この度、蔵人の大先輩木村佐吉さんが目出度く百歳を迎えられ、先日親族の祝賀の席に招かれた。一斗の菰樽を進呈、本人と私で鏡開きとなり、大変和やかな雰囲気の中で楽しいひと時を過ごさせて頂いた。
足が弱り家の中でも歩行に杖が必要になっているそうだが、話すことはしっかりしていて昔の記憶も確かだった。話しによると佐吉さんは昭和十三年、三十歳(私の小学校入学の年)からの勤めだそうだが、最初は外回りの仕事だった。その当時は米を蒸すにも、火入れをするにも、湯を沸かすにも、すべて大きな和釜で、竈の燃料は薪であった。大量の薪を必要としたために会社でも雑木山を持ち毎年切り出していた。彼の生家は持ち山の近くだったためか、その薪運搬から縁ができた由。当時の杜氏渡辺さんが、一服しているところへ来て労をねぎらってくれたことも記憶にあるとの事、佐吉さんは渡辺杜氏に仕えたことはなかったが、私の回りでは渡辺杜氏と関わりのある現存唯一の人である。

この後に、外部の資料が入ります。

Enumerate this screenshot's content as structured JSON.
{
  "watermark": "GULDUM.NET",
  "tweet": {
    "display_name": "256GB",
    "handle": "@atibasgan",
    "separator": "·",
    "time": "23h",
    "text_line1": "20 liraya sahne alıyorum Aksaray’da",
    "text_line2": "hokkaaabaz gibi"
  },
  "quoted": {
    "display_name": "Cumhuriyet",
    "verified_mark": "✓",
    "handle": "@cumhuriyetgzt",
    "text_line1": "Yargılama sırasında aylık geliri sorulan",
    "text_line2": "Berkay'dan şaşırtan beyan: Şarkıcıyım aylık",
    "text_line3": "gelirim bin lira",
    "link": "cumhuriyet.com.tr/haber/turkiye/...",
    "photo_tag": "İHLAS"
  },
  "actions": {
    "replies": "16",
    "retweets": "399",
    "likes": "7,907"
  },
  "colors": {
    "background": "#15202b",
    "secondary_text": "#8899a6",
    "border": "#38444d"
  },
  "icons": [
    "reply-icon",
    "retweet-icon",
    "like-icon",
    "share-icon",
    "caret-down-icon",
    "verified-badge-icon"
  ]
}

蔵に入ってから様々な仕事をしたが、「蒸かし堀り」(甑の中に入って蒸米を運搬用の小桶に移す)だけは強度の近視で、眼鏡を外すと見えなくて駄目だったと言っていた。戦中戦後の困難な時期、大半は酒造りで最も大切な「製麹」を担当し、真面目で実直な性格は信望も厚く、終わり頃は頭(かしら)を務め、昭和四十八年、三十五年間の大きな功績を残して勇退された。
“この酒で百歳まで”のキャッチフレーズで「長寿の酒」を謳い文句にしている天寿酒造にとって、天寿を醸し天寿を飲んで百歳まで生きられた木村佐吉さんは、将に天寿の「生きた看板」であり、「生き証人」である。心から祝福し、更なる長寿をお祈り申し上げたい。